Grammar is a critical component of professionalism because it demonstrates that employees can communicate their thoughts in organized, intelligent, and thoughtful ways. Correct grammar usage is also correlated with a wider constellation of abilities and habits including attention to detail, trainability, and communication skills.
Unfortunately, employers are finding it increasingly difficult to find candidates with the grammar skills necessary for the workplace. While the growing prevalence of texting and social media may be responsible for reshaping our standard notions of communication, correct grammar in the workplace is not obsolete. One recent study revealed that 45% of employers planned to increase their employee-training programs to improve employees’ grammar skills. Employers clearly consider grammar to be a business necessity worthy of allocating additional training resources. This is no surprise – grammar mistakes can lead to communication errors that damage workplace efficiency. Even worse, some grammar errors can be embarrassing to an organization if an employee representing the company sends out a grammatically incorrect message to clients or customers.

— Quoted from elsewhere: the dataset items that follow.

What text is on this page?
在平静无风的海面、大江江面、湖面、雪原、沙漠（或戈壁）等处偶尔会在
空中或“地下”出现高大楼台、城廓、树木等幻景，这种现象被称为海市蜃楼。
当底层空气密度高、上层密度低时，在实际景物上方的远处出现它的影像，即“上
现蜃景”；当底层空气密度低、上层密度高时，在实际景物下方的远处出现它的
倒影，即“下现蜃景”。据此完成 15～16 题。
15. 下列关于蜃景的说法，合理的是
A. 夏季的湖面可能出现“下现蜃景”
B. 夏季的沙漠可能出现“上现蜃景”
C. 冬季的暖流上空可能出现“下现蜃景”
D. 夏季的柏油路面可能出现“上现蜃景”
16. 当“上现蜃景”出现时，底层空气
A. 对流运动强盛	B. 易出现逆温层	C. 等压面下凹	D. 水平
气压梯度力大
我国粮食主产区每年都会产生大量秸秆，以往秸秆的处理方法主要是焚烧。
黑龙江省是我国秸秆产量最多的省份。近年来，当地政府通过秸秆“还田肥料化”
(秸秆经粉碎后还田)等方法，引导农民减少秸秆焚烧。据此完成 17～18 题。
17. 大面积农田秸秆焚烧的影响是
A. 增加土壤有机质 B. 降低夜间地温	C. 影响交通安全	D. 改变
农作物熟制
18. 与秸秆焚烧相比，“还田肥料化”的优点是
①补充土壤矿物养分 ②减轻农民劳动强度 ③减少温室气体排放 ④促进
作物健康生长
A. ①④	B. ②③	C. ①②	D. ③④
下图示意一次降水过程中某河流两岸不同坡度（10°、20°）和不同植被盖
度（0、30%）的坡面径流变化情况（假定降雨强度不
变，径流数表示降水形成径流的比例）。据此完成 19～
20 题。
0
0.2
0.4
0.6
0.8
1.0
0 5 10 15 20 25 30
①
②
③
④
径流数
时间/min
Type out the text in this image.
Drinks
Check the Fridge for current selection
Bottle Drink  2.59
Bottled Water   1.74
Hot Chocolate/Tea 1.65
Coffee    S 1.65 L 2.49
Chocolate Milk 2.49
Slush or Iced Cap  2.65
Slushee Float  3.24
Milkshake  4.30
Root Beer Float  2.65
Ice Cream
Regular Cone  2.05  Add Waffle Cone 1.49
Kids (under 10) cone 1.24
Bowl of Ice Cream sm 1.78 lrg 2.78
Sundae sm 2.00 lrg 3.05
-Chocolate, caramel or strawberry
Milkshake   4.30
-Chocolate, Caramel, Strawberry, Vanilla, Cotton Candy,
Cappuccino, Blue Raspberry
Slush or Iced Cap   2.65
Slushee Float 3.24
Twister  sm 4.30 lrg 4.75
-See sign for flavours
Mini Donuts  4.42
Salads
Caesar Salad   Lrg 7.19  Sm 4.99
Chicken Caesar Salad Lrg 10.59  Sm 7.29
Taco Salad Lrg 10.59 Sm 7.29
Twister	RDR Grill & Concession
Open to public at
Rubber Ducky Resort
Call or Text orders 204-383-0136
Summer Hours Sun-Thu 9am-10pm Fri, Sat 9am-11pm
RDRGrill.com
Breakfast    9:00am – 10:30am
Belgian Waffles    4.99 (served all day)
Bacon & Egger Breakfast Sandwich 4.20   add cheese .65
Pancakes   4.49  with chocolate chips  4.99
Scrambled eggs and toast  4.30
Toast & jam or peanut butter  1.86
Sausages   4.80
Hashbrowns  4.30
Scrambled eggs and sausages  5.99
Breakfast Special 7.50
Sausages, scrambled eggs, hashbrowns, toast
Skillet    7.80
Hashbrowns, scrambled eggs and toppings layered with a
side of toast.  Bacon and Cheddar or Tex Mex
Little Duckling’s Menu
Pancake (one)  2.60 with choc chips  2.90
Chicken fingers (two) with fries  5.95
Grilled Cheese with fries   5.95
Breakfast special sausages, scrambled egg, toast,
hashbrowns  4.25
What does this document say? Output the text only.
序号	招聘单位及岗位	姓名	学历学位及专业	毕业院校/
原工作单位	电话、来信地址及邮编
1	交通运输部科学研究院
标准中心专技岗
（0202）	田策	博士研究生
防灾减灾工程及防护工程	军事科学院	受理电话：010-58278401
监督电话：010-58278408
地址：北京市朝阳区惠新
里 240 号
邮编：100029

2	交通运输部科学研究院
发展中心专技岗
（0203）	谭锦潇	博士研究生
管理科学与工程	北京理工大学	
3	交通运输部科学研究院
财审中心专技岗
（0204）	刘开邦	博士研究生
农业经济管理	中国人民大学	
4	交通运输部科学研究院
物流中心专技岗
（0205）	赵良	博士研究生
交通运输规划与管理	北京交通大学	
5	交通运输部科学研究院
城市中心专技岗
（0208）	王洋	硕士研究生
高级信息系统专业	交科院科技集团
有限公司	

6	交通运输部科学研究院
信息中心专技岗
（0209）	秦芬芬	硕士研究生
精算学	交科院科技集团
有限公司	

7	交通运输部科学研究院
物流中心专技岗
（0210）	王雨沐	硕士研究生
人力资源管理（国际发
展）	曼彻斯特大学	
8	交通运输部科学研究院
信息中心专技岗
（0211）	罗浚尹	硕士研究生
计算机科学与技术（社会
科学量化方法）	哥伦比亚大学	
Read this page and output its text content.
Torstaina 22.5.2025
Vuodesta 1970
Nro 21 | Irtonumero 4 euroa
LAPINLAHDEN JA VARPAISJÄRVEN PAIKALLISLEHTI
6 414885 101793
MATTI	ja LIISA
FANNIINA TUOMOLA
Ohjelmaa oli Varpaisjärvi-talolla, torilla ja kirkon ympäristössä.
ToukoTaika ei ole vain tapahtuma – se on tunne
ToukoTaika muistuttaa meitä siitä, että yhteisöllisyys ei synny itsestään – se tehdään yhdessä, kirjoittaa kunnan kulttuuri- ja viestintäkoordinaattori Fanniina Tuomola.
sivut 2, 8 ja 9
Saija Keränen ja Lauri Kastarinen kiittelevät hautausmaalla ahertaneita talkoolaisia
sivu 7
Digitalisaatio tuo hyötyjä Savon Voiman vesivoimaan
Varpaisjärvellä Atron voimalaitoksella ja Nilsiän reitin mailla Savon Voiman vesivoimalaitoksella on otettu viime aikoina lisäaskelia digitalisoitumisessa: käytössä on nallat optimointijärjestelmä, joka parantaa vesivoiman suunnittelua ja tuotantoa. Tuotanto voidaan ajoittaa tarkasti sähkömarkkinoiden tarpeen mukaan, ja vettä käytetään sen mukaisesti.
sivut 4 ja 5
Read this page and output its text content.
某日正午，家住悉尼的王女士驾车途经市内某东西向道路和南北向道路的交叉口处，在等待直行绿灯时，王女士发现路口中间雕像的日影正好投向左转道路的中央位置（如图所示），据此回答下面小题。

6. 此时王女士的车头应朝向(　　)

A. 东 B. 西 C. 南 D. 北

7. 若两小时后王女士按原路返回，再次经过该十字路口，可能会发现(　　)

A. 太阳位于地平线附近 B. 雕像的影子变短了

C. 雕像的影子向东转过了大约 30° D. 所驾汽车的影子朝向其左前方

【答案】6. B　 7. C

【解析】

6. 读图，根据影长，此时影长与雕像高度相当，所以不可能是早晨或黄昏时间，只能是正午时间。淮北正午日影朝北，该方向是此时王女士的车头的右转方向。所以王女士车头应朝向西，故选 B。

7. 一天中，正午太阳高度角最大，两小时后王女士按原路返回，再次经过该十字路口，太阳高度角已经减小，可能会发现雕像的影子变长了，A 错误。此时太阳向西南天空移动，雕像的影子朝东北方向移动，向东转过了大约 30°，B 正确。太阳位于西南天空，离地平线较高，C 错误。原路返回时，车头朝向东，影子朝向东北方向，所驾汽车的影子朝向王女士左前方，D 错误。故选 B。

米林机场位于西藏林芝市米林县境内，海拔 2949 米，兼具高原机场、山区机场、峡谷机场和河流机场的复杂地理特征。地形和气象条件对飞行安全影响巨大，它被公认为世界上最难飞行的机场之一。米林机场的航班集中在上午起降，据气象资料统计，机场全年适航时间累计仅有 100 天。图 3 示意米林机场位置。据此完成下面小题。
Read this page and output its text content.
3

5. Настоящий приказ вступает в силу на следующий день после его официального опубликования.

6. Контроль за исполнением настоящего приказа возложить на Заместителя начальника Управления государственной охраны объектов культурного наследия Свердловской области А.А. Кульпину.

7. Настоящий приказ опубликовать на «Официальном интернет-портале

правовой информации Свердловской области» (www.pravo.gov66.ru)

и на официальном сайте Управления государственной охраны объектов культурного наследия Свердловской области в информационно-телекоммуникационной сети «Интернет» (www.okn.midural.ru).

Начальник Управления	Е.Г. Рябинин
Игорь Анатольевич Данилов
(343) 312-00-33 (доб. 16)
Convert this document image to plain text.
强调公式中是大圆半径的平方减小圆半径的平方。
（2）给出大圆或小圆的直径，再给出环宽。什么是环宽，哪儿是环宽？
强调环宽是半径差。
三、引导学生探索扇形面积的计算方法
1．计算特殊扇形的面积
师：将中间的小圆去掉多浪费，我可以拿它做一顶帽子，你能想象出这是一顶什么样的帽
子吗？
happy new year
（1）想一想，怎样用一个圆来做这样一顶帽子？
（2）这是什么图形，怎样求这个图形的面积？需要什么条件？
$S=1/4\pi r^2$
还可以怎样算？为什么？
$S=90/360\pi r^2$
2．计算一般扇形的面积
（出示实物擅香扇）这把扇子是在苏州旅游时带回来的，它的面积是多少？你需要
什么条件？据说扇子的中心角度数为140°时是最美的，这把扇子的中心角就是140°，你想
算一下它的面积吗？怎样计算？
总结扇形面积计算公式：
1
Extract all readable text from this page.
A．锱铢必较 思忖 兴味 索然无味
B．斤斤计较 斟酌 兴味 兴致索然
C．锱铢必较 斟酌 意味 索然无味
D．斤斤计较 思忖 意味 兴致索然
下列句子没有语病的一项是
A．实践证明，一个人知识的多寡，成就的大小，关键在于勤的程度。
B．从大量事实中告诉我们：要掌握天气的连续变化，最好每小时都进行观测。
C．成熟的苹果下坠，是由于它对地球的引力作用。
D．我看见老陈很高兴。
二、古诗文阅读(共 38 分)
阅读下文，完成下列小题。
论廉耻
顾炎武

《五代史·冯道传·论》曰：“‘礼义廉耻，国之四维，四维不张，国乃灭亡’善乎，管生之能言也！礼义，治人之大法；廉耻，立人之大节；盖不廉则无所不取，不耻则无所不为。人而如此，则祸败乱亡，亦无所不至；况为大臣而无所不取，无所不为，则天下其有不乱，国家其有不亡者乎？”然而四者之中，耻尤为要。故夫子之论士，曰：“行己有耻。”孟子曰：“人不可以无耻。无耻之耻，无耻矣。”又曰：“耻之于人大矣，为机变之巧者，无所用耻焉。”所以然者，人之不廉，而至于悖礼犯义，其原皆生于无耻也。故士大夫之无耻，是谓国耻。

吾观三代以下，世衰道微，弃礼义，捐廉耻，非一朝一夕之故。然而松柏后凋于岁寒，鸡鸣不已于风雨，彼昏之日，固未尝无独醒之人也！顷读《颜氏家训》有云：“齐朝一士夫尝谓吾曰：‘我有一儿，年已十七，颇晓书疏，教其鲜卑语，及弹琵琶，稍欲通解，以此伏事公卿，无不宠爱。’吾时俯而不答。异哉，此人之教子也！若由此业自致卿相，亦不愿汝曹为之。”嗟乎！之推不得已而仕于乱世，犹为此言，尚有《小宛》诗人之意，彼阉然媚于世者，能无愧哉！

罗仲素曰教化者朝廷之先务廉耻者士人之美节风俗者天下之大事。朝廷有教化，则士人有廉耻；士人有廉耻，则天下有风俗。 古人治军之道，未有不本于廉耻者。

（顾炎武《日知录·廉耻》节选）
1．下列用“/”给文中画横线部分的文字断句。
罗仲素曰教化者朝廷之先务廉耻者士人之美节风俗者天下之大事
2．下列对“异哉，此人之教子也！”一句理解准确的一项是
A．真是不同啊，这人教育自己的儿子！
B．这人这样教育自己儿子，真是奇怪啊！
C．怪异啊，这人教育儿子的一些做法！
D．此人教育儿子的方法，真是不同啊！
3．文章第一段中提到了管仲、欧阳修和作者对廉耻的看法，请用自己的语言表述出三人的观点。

Using pre-employment grammar tests can help employers ensure that they are hiring employees they can trust to represent the company in a positive way. Administering grammar tests in the hiring process allows companies to avoid having to spend money on grammar training programs after employees have already joined the company. Pre-employment grammar tests are most useful for positions that require a lot of written communication. When assessing basic grammar skills, some employers use the Criteria Basic Skills Test (CBST), a 20 minute test that determines job readiness and trainability by measuring basic verbal, math, and communication skills. Verbal and math subscores are listed separately. The CBST is useful for a wide variety of entry-level jobs. For example, the CBST is an excellent basic grammar and communication test for administrative assistants, paralegals, and receptionists.